Cette création qui sert la créature,
Sait tout ! Tout serait clair pour qui la comprendrait !-
Comme un muet qui sait le mot d'un grand secret
Et dont la lèvre écume à ce mot qu'il déchire,
Il semble par moment qu'elle voudrait tout dire.
Mais Dieu le lui défend ! En vain vous écoutez.
Aucun verbe en ces bruits l'un par l'autre heurtés !
Cette chanson qui sort des campagnes fertiles,
Mêlée à la rumeur qui déborde des villes,
Les tonnerres grondants, les vents plaintifs et sourds,
La vague de la mer, gueule ouverte toujours,
Qui vient, hurle, et s'en va, puis sans fin recommence,
Toutes ces voix ne sont qu'un bégaiement immense !
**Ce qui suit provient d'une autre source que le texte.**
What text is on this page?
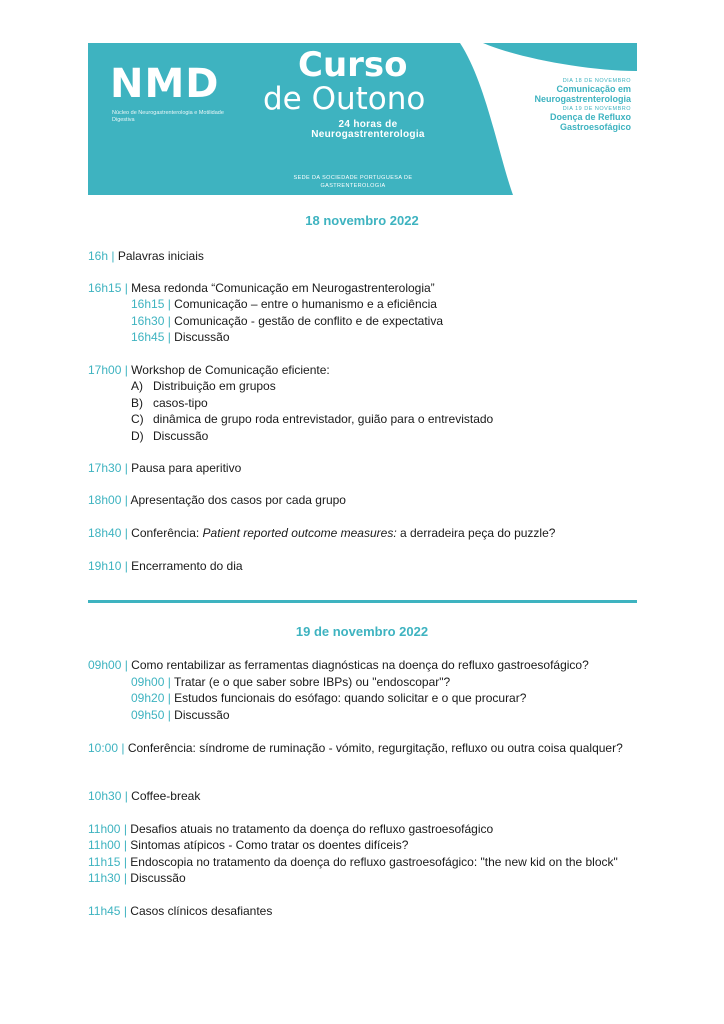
NMD
Núcleo de Neurogastrenterologia e Motilidade Digestiva
Curso
de Outono
24 horas de Neurogastrenterologia
SEDE DA SOCIEDADE PORTUGUESA DE GASTRENTEROLOGIA
DIA 18 DE NOVEMBRO
Comunicação em Neurogastrenterologia
DIA 19 DE NOVEMBRO
Doença de Refluxo Gastroesofágico
18 novembro 2022
16h | Palavras iniciais
16h15 | Mesa redonda “Comunicação em Neurogastrenterologia”
16h15 | Comunicação – entre o humanismo e a eficiência
16h30 | Comunicação - gestão de conflito e de expectativa
16h45 | Discussão
17h00 | Workshop de Comunicação eficiente:
A) Distribuição em grupos
B) casos-tipo
C) dinâmica de grupo roda entrevistador, guião para o entrevistado
D) Discussão
17h30 | Pausa para aperitivo
18h00 | Apresentação dos casos por cada grupo
18h40 | Conferência: Patient reported outcome measures: a derradeira peça do puzzle?
19h10 | Encerramento do dia
19 de novembro 2022
09h00 | Como rentabilizar as ferramentas diagnósticas na doença do refluxo gastroesofágico?
09h00 | Tratar (e o que saber sobre IBPs) ou "endoscopar"?
09h20 | Estudos funcionais do esófago: quando solicitar e o que procurar?
09h50 | Discussão
10:00 | Conferência: síndrome de ruminação - vómito, regurgitação, refluxo ou outra coisa qualquer?
10h30 | Coffee-break
11h00 | Desafios atuais no tratamento da doença do refluxo gastroesofágico
11h00 | Sintomas atípicos - Como tratar os doentes difíceis?
11h15 | Endoscopia no tratamento da doença do refluxo gastroesofágico: "the new kid on the block"
11h30 | Discussão
11h45 | Casos clínicos desafiantes
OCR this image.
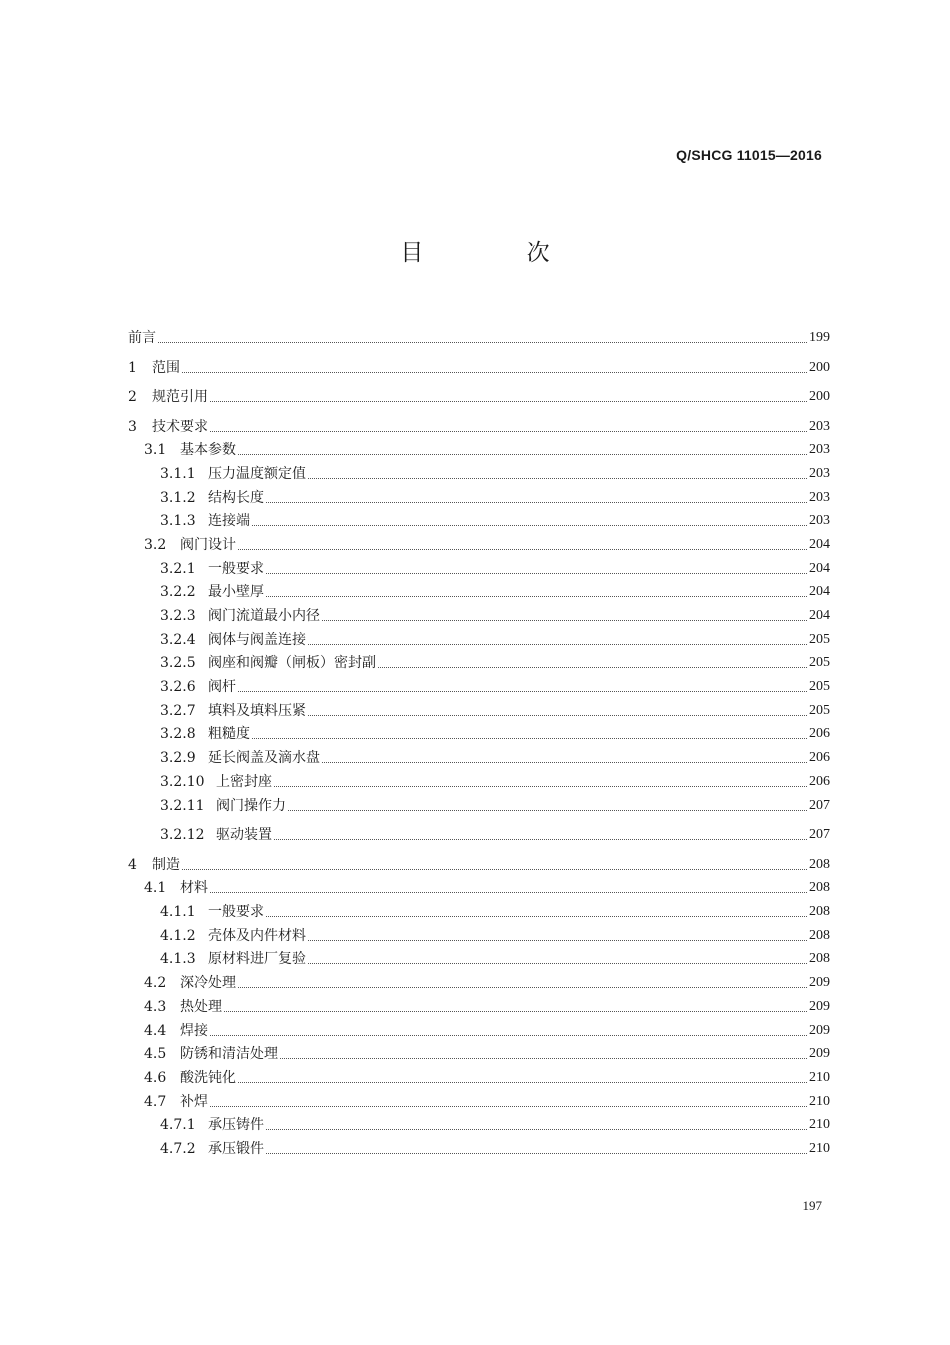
Q/SHCG 11015—2016
目 次
前言	199
1	范围	200
2	规范引用	200
3	技术要求	203
3.1 基本参数	203
3.1.1 压力温度额定值	203
3.1.2 结构长度	203
3.1.3 连接端	203
3.2 阀门设计	204
3.2.1 一般要求	204
3.2.2 最小壁厚	204
3.2.3 阀门流道最小内径	204
3.2.4 阀体与阀盖连接	205
3.2.5 阀座和阀瓣（闸板）密封副	205
3.2.6 阀杆	205
3.2.7 填料及填料压紧	205
3.2.8 粗糙度	206
3.2.9 延长阀盖及滴水盘	206
3.2.10 上密封座	206
3.2.11 阀门操作力	207
3.2.12 驱动装置	207
4	制造	208
4.1 材料	208
4.1.1 一般要求	208
4.1.2 壳体及内件材料	208
4.1.3 原材料进厂复验	208
4.2 深冷处理	209
4.3 热处理	209
4.4 焊接	209
4.5 防锈和清洁处理	209
4.6 酸洗钝化	210
4.7 补焊	210
4.7.1 承压铸件	210
4.7.2 承压锻件	210
197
L'homme seul peut parler et l'homme ignore, hélas !
Inexplicable arrêt ! quoi qu'il rêve ici-bas,
Tout se voile à ses yeux sous un nuage austère.
Et l'âme du mourant s'en va dans le mystère !
Aussi repousser Rome et rejeter Sion,
Rire, et conclure tout par la négation,
Comme c'est plus aisé, c'est ce que font les hommes.
Le peu que nous croyons tient au peu que nous sommes.

Puisque Dieu l'a voulu, c'est qu'ainsi tout est mieux !
Plus de clarté peut-être aveuglerait nos yeux.
Souvent la branche casse où trop de fruit abonde.
Que deviendrons-nous si, sans mesurer l'onde,
Le Dieu vivant, du haut de son éternité,
Sur l'humaine raison versait la vérité ?
Le vase est trop petit pour la contenir toute.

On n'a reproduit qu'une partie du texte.